Informasi dalam komunikasi politik dapat berarti sikap politik, dan pendapat politik, media politik, kostum partai politik, dan temu kader partai politik. Menurut teori informasi, komunikasi politik adalah semua hal harus dianalisis sebagai tindakan politik (bukan pesan) yang mengandung sebuah kemungkinan alternatif. Jadi, bertindak (melakukan tindakan politik) sama dengan berkomunikasi (melakukan komunikasi politik).

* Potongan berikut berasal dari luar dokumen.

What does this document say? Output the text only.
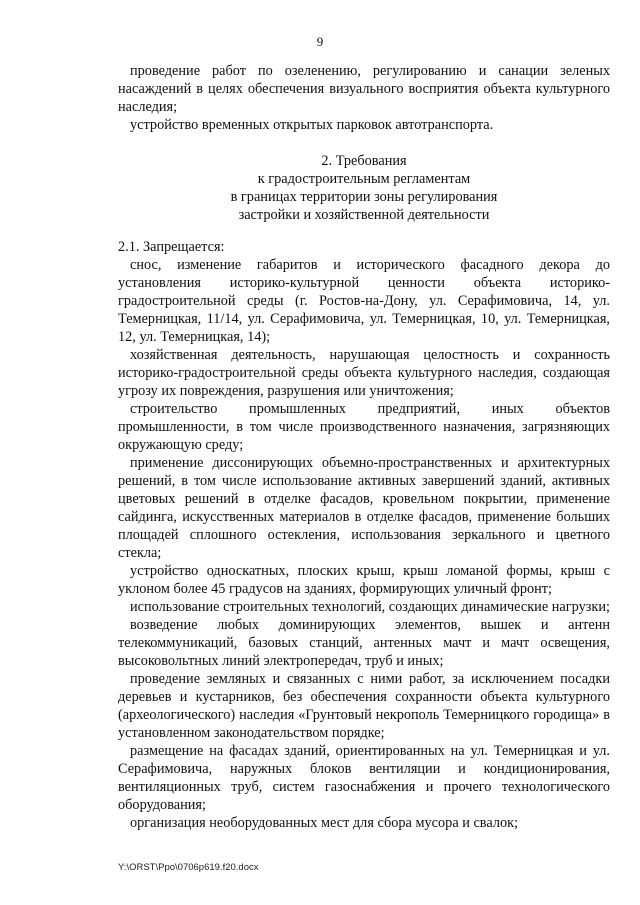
9

проведение работ по озеленению, регулированию и санации зеленых насаждений в целях обеспечения визуального восприятия объекта культурного наследия;

устройство временных открытых парковок автотранспорта.

2. Требования
к градостроительным регламентам
в границах территории зоны регулирования
застройки и хозяйственной деятельности

2.1. Запрещается:

снос, изменение габаритов и исторического фасадного декора до установления историко-культурной ценности объекта историко-градостроительной среды (г. Ростов-на-Дону, ул. Серафимовича, 14, ул. Темерницкая, 11/14, ул. Серафимовича, ул. Темерницкая, 10, ул. Темерницкая, 12, ул. Темерницкая, 14);

хозяйственная деятельность, нарушающая целостность и сохранность историко-градостроительной среды объекта культурного наследия, создающая угрозу их повреждения, разрушения или уничтожения;

строительство промышленных предприятий, иных объектов промышленности, в том числе производственного назначения, загрязняющих окружающую среду;

применение диссонирующих объемно-пространственных и архитектурных решений, в том числе использование активных завершений зданий, активных цветовых решений в отделке фасадов, кровельном покрытии, применение сайдинга, искусственных материалов в отделке фасадов, применение больших площадей сплошного остекления, использования зеркального и цветного стекла;

устройство односкатных, плоских крыш, крыш ломаной формы, крыш с уклоном более 45 градусов на зданиях, формирующих уличный фронт;

использование строительных технологий, создающих динамические нагрузки;

возведение любых доминирующих элементов, вышек и антенн телекоммуникаций, базовых станций, антенных мачт и мачт освещения, высоковольтных линий электропередач, труб и иных;

проведение земляных и связанных с ними работ, за исключением посадки деревьев и кустарников, без обеспечения сохранности объекта культурного (археологического) наследия «Грунтовый некрополь Темерницкого городища» в установленном законодательством порядке;

размещение на фасадах зданий, ориентированных на ул. Темерницкая и ул. Серафимовича, наружных блоков вентиляции и кондиционирования, вентиляционных труб, систем газоснабжения и прочего технологического оборудования;

организация необорудованных мест для сбора мусора и свалок;

Y:\ORST\Ppo\0706p619.f20.docx
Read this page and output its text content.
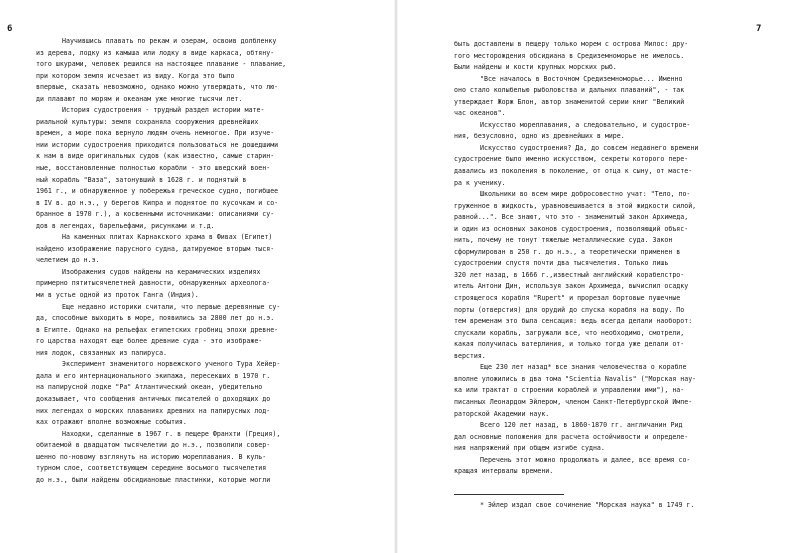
6
Научившись плавать по рекам и озерам, освоив долбленку
из дерева, лодку из камыша или лодку в виде каркаса, обтяну-
того шкурами, человек решился на настоящее плавание - плавание,
при котором земля исчезает из виду. Когда это было
впервые, сказать невозможно, однако можно утверждать, что лю-
ди плавают по морям и океанам уже многие тысячи лет.
История судостроения - трудный раздел истории мате-
риальной культуры: земля сохраняла сооружения древнейших
времен, а море пока вернуло людям очень немногое. При изуче-
нии истории судостроения приходится пользоваться не дошедшими
к нам в виде оригинальных судов (как известно, самые старин-
ные, восстановленные полностью корабли - это шведский воен-
ный корабль "Ваза", затонувший в 1628 г. и поднятый в
1961 г., и обнаруженное у побережья греческое судно, погибшее
в IV в. до н.э., у берегов Кипра и поднятое по кусочкам и со-
бранное в 1970 г.), а косвенными источниками: описаниями су-
дов в легендах, барельефами, рисунками и т.д.
На каменных плитах Карнакского храма в Фивах (Египет)
найдено изображение парусного судна, датируемое вторым тыся-
челетием до н.э.
Изображения судов найдены на керамических изделиях
примерно пятитысячелетней давности, обнаруженных археолога-
ми в устье одной из проток Гангa (Индия).
Еще недавно историки считали, что первые деревянные су-
да, способные выходить в море, появились за 2800 лет до н.э.
в Египте. Однако на рельефах египетских гробниц эпохи древне-
го царства находят еще более древние суда - это изображе-
ния лодок, связанных из папируса.
Эксперимент знаменитого норвежского ученого Тура Хейер-
дала и его интернационального экипажа, пересекших в 1970 г.
на папирусной лодке "Ра" Атлантический океан, убедительно
доказывает, что сообщения античных писателей о доходящих до
них легендах о морских плаваниях древних на папирусных лод-
ках отражают вполне возможные события.
Находки, сделанные в 1967 г. в пещере Франхти (Греция),
обитаемой в двадцатом тысячелетии до н.э., позволили совер-
шенно по-новому взглянуть на историю мореплавания. В куль-
турном слое, соответствующем середине восьмого тысячелетия
до н.э., были найдены обсидиановые пластинки, которые могли
7
быть доставлены в пещеру только морем с острова Милос: дру-
гого месторождения обсидиана в Средиземноморье не имелось.
Были найдены и кости крупных морских рыб.
"Все началось в Восточном Средиземноморье... Именно
оно стало колыбелью рыболовства и дальних плаваний", - так
утверждает Жорж Блон, автор знаменитой серии книг "Великий
час океанов".
Искусство мореплавания, а следовательно, и судострое-
ния, безусловно, одно из древнейших в мире.
Искусство судостроения? Да, до совсем недавнего времени
судостроение было именно искусством, секреты которого пере-
давались из поколения в поколение, от отца к сыну, от масте-
ра к ученику.
Школьники во всем мире добросовестно учат: "Тело, по-
груженное в жидкость, уравновешивается в этой жидкости силой,
равной...". Все знают, что это - знаменитый закон Архимеда,
и один из основных законов судостроения, позволяющий объяс-
нить, почему не тонут тяжелые металлические суда. Закон
сформулирован в 250 г. до н.э., а теоретически применен в
судостроении спустя почти два тысячелетия. Только лишь
320 лет назад, в 1666 г.,известный английский корабелстро-
итель Антони Дин, используя закон Архимеда, вычислил осадку
строящегося корабля "Rupert" и прорезал бортовые пушечные
порты (отверстия) для орудий до спуска корабля на воду. По
тем временам это была сенсация: ведь всегда делали наоборот:
спускали корабль, загружали все, что необходимо, смотрели,
какая получилась ватерлиния, и только тогда уже делали от-
верстия.
Еще 230 лет назад* все знания человечества о корабле
вполне уложились в два тома "Scientia Navalis" ("Морская нау-
ка или трактат о строении кораблей и управлении ими"), на-
писанных Леонардом Эйлером, членом Санкт-Петербургской Импе-
раторской Академии наук.
Всего 120 лет назад, в 1860-1870 гг. англичанин Рид
дал основные положения для расчета остойчивости и определе-
ния напряжений при общем изгибе судна.
Перечень этот можно продолжать и далее, все время со-
кращая интервалы времени.
* Эйлер издал свое сочинение "Морская наука" в 1749 г.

Sesungguhnya komunikasi nonverbal adalah merupakan tindakan dalam peristiwa komunikasi politik yang dapat ditafsirkan secara berbeda-beda oleh khalayak. Justru itu tindakan itu harus diamati dari waktu ke waktu sehingga dapat ditemukan polanya. Jika pesan nonverbal itu berlangsung berulang-ulang, terbentuklah pola tindakan. Pola itu kemudian menjadi pedoman untuk melakukan prediksi pada masa depan. Artinya prediksi dilakuakan berdasarkan pola. Jika suatu saat terjadi tindakan di luar pola, maka terjadilah kejutan.
Asumsi-asumsi teori:
Informasi diartikan sebagai pengelompokkan peristiwa-peristiwa dengan fungsi untuk menghilangkan ketidakpastian.